Recorded Memories of Six UW Law Scholars
Recorded memories, at times deeply personal, provide a fuller picture of our institutional history, our impact on our state, and our global influence on legal education and research.
Daniel Bernstine
Daniel O. Bernstine (1947-2016) was a former Hastie Fellow and the Law School's first African American dean, serving from 1990 through 1997. A highly effective and celebrated leader in legal education, he went on to become president of Portland State University, and most recently, president of the Law School Admission Council.
Carin Clauss
Carin Clauss is the Nathan P. Feinsinger Professor in Labor Law emerita. She specializes in labor and employment law, administrative law and civil procedure. Clauss was the first woman to serve as U.S. Solicitor of Labor, a position she held from 1977 to 1981. In that role, she was responsible for enforcing the nation's labor laws.
J. Willard Hurst
J. Willard Hurst (1910-1997) is considered the founder of modern American legal history. His work linked law and social history, and he rejected the view that legal doctrine is a self-contained, timeless body of ideas and principles. He wrote over a dozen books, among them ''Law and Economic Growth,'' in which he focused on Wisconsin's lumber industry.
James E. Jones Jr.
James E. Jones Jr. (1924-2014) joined the UW Law faculty in 1971. He worked extensively on industrial relations and labor law matters. He is also known as the founder of the William H. Hastie Fellowship and as a beloved mentor of law students in the Legal Education Opportunities program.

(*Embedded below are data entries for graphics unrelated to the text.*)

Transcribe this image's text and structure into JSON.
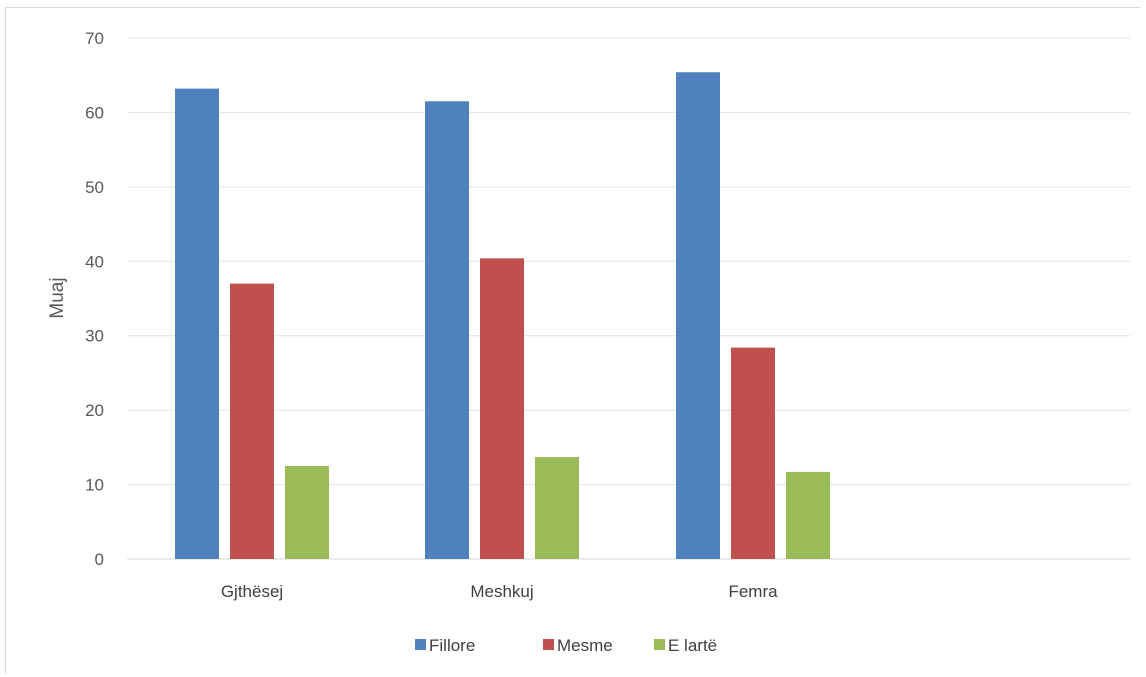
{
  "chart_data": {
    "type": "bar",
    "title": "",
    "xlabel": "",
    "ylabel": "Muaj",
    "ylim": [
      0,
      70
    ],
    "yticks": [
      0,
      10,
      20,
      30,
      40,
      50,
      60,
      70
    ],
    "grid": true,
    "legend_position": "bottom",
    "categories": [
      "Gjthësej",
      "Meshkuj",
      "Femra"
    ],
    "series": [
      {
        "name": "Fillore",
        "color": "#4f81bd",
        "values": [
          63.2,
          61.5,
          65.4
        ]
      },
      {
        "name": "Mesme",
        "color": "#c0504d",
        "values": [
          37.0,
          40.4,
          28.4
        ]
      },
      {
        "name": "E lartë",
        "color": "#9bbb59",
        "values": [
          12.5,
          13.7,
          11.7
        ]
      }
    ]
  }
}
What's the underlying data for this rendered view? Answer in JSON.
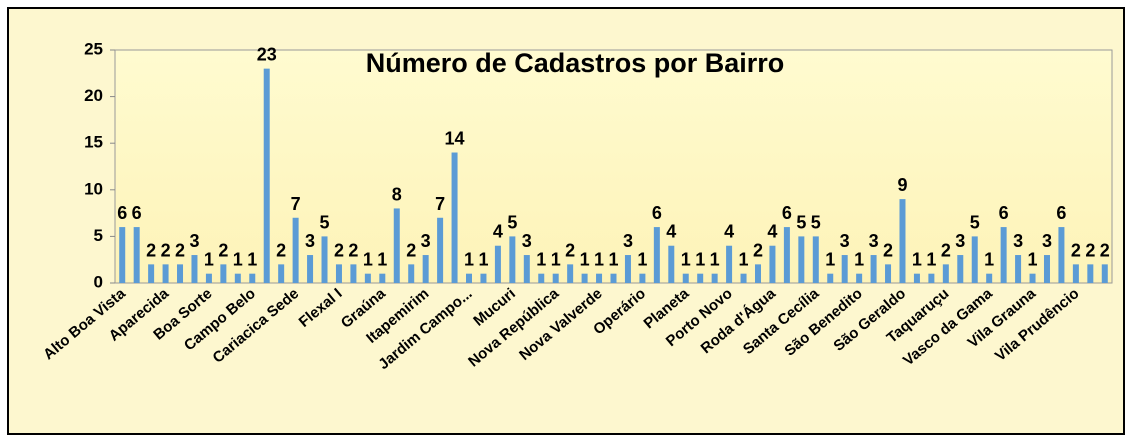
{
  "chart_data": {
    "type": "bar",
    "title": "Número de Cadastros por Bairro",
    "categories": [
      "Alto Boa Vista",
      null,
      null,
      "Aparecida",
      null,
      null,
      "Boa Sorte",
      null,
      null,
      "Campo Belo",
      null,
      null,
      "Cariacica Sede",
      null,
      null,
      "Flexal I",
      null,
      null,
      "Graúna",
      null,
      null,
      "Itapemirim",
      null,
      null,
      "Jardim Campo...",
      null,
      null,
      "Mucuri",
      null,
      null,
      "Nova República",
      null,
      null,
      "Nova Valverde",
      null,
      null,
      "Operário",
      null,
      null,
      "Planeta",
      null,
      null,
      "Porto Novo",
      null,
      null,
      "Roda d'Água",
      null,
      null,
      "Santa Cecília",
      null,
      null,
      "São Benedito",
      null,
      null,
      "São Geraldo",
      null,
      null,
      "Taquaruçu",
      null,
      null,
      "Vasco da Gama",
      null,
      null,
      "Vila Grauna",
      null,
      null,
      "Vila Prudêncio",
      null,
      null
    ],
    "values": [
      6,
      6,
      2,
      2,
      2,
      3,
      1,
      2,
      1,
      1,
      23,
      2,
      7,
      3,
      5,
      2,
      2,
      1,
      1,
      8,
      2,
      3,
      7,
      14,
      1,
      1,
      4,
      5,
      3,
      1,
      1,
      2,
      1,
      1,
      1,
      3,
      1,
      6,
      4,
      1,
      1,
      1,
      4,
      1,
      2,
      4,
      6,
      5,
      5,
      1,
      3,
      1,
      3,
      2,
      9,
      1,
      1,
      2,
      3,
      5,
      1,
      6,
      3,
      1,
      3,
      6,
      2,
      2,
      2
    ],
    "color": "#5b9bd5",
    "ylim": [
      0,
      25
    ],
    "yticks": [
      0,
      5,
      10,
      15,
      20,
      25
    ],
    "grid": false
  }
}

Listen to Professor Jones's oral history, recorded in 2004 and 2005 »
Stewart Macaulay
Stewart Macaulay is internationally recognized as a leader of the law-in-action approach to contracts. He pioneered the study of business practices and the work of lawyers related to the questions of contract law. Macaulay also helped found the modern law and society movement.
Margo Melli
Marygold (Margo) Shire Melli (1926-2018) was UW Law School's first female tenure-track professor. She taught in the areas of family law, juvenile law and criminal law--the people-handling parts of the law, as she called it--and she helped reform Wisconsin’s child support system.

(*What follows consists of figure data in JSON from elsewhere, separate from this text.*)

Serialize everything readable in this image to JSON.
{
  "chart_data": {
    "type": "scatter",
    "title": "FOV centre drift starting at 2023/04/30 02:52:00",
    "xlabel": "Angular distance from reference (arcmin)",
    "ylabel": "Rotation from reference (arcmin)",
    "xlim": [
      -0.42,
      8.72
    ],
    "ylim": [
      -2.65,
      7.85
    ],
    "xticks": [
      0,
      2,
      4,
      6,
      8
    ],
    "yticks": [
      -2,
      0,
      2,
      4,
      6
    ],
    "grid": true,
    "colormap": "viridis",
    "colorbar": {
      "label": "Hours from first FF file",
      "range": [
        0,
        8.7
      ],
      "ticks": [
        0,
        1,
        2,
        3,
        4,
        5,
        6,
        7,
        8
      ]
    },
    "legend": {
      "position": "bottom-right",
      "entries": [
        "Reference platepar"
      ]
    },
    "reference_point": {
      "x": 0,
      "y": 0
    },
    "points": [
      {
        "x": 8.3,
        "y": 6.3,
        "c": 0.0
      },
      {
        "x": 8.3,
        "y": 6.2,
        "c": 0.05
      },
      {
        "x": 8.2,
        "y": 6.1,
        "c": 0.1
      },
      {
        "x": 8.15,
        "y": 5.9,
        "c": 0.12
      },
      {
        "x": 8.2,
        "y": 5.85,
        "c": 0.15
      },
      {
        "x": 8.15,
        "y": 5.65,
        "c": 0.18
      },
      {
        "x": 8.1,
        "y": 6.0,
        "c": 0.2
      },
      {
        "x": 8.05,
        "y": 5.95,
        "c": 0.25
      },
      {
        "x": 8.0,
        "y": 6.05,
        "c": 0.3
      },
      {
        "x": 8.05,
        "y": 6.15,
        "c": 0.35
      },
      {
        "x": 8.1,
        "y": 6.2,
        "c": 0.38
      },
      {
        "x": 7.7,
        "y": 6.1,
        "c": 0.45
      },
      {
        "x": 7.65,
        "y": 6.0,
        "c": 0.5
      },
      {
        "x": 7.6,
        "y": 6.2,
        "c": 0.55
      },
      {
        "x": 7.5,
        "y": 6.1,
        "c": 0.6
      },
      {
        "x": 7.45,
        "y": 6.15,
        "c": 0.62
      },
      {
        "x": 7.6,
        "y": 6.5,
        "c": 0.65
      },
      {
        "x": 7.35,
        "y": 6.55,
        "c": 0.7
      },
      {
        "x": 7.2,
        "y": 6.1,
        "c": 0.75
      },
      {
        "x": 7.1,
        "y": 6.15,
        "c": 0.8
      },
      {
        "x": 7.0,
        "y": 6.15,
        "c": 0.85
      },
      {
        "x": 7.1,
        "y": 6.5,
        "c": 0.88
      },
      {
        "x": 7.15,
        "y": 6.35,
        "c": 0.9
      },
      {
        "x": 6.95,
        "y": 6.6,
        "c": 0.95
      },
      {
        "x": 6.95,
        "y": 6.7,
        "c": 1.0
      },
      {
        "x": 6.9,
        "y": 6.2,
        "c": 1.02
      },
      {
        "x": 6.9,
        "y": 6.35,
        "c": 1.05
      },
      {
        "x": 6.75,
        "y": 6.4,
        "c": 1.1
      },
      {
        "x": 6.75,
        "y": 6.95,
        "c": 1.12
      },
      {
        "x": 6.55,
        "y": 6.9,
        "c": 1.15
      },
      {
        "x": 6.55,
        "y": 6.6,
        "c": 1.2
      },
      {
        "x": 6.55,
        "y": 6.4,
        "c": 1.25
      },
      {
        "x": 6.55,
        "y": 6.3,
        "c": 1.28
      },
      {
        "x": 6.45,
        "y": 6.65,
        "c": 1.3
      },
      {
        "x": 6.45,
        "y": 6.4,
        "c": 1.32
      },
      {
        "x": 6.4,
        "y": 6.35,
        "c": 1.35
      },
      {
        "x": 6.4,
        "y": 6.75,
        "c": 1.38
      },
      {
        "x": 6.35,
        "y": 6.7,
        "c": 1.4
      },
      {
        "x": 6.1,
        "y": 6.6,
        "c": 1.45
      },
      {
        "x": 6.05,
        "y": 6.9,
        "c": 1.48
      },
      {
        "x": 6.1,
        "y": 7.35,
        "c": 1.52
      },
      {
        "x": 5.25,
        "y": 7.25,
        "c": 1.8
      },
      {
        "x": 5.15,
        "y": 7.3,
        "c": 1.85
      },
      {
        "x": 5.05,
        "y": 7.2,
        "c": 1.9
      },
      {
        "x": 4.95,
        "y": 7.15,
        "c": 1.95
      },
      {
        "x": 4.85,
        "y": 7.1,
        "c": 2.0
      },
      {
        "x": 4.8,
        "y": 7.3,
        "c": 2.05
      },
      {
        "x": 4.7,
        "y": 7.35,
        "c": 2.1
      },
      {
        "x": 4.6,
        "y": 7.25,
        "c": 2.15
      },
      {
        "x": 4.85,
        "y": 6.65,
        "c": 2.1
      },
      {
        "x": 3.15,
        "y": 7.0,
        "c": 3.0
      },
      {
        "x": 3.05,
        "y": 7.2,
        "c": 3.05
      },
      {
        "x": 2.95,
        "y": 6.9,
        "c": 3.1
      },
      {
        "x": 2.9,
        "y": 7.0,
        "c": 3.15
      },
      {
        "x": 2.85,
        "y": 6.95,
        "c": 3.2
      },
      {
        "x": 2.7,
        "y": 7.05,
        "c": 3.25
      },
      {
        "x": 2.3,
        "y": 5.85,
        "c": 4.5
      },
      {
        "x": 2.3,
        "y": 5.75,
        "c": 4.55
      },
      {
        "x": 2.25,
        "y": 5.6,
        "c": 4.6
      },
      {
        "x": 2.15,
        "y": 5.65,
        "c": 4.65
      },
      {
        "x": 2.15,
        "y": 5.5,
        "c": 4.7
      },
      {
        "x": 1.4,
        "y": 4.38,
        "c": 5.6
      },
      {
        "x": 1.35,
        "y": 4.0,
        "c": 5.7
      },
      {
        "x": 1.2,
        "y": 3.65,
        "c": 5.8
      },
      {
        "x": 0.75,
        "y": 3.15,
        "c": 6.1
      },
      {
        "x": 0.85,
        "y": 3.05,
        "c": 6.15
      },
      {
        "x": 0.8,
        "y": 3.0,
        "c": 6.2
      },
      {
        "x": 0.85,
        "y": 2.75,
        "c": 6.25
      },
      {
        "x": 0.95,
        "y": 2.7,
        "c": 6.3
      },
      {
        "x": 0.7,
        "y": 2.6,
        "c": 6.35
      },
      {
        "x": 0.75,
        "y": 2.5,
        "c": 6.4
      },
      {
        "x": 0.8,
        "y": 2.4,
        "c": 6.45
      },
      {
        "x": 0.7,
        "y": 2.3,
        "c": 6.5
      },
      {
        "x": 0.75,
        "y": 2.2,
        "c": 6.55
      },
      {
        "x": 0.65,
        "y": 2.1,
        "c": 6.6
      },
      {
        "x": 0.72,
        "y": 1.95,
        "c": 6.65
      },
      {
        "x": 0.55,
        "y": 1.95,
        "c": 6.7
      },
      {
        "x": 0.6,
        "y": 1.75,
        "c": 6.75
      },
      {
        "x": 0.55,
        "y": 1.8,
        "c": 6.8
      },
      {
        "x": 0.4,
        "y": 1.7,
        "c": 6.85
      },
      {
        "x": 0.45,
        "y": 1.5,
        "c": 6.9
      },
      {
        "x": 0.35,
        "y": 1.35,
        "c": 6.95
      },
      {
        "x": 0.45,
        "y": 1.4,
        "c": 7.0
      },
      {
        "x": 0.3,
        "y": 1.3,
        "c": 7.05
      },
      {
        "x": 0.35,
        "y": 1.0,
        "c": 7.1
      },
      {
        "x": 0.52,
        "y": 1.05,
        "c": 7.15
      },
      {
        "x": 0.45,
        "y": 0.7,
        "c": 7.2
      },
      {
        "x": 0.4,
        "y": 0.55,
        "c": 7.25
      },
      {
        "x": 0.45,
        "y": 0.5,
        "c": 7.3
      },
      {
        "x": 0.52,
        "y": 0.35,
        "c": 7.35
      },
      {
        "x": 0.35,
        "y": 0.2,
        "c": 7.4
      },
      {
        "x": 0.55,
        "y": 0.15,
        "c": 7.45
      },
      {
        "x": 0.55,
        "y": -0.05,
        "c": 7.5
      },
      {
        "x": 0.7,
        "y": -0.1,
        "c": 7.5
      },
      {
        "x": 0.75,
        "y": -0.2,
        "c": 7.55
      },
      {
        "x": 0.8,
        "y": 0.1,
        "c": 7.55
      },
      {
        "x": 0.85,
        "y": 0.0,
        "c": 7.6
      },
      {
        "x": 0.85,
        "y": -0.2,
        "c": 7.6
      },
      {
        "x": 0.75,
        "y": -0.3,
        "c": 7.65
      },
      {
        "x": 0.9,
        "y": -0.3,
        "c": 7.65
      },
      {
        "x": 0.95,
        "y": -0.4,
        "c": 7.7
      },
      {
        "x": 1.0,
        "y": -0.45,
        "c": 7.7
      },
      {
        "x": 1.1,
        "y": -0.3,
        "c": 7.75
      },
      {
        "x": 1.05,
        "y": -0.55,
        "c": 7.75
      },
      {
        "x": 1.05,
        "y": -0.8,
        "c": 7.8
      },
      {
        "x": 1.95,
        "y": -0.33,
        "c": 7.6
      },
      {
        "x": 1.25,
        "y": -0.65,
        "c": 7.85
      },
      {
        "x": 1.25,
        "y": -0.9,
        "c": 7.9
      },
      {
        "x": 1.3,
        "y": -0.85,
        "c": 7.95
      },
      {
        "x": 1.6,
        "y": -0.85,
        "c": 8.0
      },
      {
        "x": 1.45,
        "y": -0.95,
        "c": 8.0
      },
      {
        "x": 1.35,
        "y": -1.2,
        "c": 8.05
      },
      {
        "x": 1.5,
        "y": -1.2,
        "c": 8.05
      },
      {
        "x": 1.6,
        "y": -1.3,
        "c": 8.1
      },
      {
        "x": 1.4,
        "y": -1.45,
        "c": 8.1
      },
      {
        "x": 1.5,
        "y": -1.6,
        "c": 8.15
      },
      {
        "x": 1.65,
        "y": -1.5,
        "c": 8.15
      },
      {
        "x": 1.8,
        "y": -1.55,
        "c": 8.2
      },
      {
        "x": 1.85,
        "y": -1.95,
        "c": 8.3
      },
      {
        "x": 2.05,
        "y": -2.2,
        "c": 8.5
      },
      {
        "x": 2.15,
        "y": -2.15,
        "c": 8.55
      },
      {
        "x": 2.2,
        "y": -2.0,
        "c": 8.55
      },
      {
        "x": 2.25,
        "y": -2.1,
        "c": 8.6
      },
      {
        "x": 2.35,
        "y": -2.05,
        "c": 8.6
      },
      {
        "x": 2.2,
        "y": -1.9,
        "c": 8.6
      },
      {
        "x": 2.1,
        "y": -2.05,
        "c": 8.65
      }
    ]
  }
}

"When Congress was considering amending one of the labor laws, I went up to Congress, even though I was maybe only three years out of law school. If I was the expert on this section of the law, I went up to Congress."
Carin Clauss
"I used to help my father clean up this lawyer's office, and I'd be cleaning up and see the stuff sitting around. I'd look at the stuff, and it looked kind of interesting. I said, 'Hey, I could do this.'"
Daniel Bernstine
"I have a friend who ... was bemoaning that she's so busy, she doesn't have time to ride her horses. She told the horse farm to use her horse in whatever way they could. They took the youngest quarter horse and made her a teacher for the disabled children. Jane was saying, 'Oh, I feel so sad that Solo can't gallop through the fields.' The instructor looked at her and said, 'Is there any nobler profession than teaching?' I thought, 'Hey, it's right for the horse, it was right for me.' There no nobler profession."
Carin Clauss
"Basically, I kind of see myself in some ways as kind of having grown up here. I've always felt like I've had general support from everybody. I've been here almost in every capacity--as a student, as a staff member, as a faculty member, and now as kind of the ultimate demotion as the dean."
Daniel Bernstine
"When we put [the Law & Society course] together here we were one of two or three that were even trying this, and I think it's fair to say that Wisconsin's model is at least let's say one-third the influence that today has spawned a course like this in almost every law school in the country."
J. Willard Hurst
“I think it's fair to say that at that stage I was inventing the field of legal history, legal social history. Nobody had any articulated set of concepts as to what the subject matter of legal history ought to be. It had been sort of taken for granted that the natural subject matter of legal history was to tell the story of successive appellate court opinions, and explain how the judges rationalized what they did. When you did that with one opinion then you moved on to the next one and that was legal history. What I was trying to do, again following the Roscoe Pound idea of a sociological jurisprudence, was to try to organize the history of law in terms of social structure and process, how society hangs together and works and what is the place of legal process in making it hang together and work.”